If you have been in the Doom scene long enough, you know quite a certain amount of "professional" doomsters and a lot of bands. Then someone comes along and tells you that the new The Wandering Midget does not sound like Reverend Bizarre and you wonder when you look at the rather strange motive of the cover art, put the record in... and....to me they still do. Sure they do not sound exactly like their long deceased Finnish peer-band. But singer Samuel Wormius is pretty damn near to Albert Witchfinder's pathos-filled vocals. That given fact and their love for the slow slow side of the traditional doom sector make it hard to not draw the obvious link. And if you love Reverend Bizarre, you will at least like this album that offers just 4 tracks (there's a bonus track on the vinyl edition), but 55 minutes of pure Doom.
But I do not want to make it that easy for me. I gave it a lot of listens and see if you dig a little deeper, you can find some more. Especially in the opener 'Prince Of Fire' with nearly a hookline in the refrain, Manowar-shouts and a flashing of The Gates Of Slumber's slower moments. And this song is not even 6 minutes long. Remember that the album clocks at 55 minutes? Right. Now we got three epic long tracks to follow the opener. The music than shifts between total minimalisms like the verses in 'Temples In The Sky' and more mid-tempo riffs.
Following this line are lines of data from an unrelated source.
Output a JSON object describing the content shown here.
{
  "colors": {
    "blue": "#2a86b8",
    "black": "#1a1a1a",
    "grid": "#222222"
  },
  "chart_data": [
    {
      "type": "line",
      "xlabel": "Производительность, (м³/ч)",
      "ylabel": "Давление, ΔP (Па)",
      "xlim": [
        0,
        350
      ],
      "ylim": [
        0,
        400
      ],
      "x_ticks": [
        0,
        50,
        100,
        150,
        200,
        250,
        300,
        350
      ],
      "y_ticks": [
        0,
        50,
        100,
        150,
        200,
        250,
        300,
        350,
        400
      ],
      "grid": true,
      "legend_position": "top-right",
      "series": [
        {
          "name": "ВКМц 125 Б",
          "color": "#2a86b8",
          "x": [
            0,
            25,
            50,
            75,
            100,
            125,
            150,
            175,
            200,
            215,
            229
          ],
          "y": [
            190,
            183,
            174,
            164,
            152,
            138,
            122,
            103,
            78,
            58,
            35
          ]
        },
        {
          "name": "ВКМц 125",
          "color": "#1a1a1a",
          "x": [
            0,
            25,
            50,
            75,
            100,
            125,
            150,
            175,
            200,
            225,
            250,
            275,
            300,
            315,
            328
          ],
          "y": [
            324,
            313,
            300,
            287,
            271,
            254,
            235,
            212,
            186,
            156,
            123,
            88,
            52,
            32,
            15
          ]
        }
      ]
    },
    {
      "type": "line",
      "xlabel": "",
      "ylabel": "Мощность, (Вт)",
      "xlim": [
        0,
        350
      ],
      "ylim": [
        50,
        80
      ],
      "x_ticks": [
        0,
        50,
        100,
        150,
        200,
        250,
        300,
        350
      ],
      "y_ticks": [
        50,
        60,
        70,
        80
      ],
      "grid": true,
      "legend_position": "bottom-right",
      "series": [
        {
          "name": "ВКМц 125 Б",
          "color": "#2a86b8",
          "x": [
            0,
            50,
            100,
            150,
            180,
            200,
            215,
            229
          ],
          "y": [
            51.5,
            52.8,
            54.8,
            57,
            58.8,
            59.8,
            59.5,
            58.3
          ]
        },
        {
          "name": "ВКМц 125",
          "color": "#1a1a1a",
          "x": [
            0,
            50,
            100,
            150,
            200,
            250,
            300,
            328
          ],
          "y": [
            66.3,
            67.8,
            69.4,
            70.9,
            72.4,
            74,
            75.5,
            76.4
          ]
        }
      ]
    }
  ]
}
But every now and then the band tries to incorporate a bit of psychedelic feeling with calmer guitar parts and wah-effects even on the bass. These are the moments that fit the album cover most, I would say. The best example are the last few minutes of the song 'She-Wolf' that kicks off with a nice rocking riff and a stomping mid-tempo reminding of 80s Pentagram. No wonder I like this side of the band best. So, The Wandering Midget, though not being the top band of this genre, have something to offer for most of the traditionalists out there.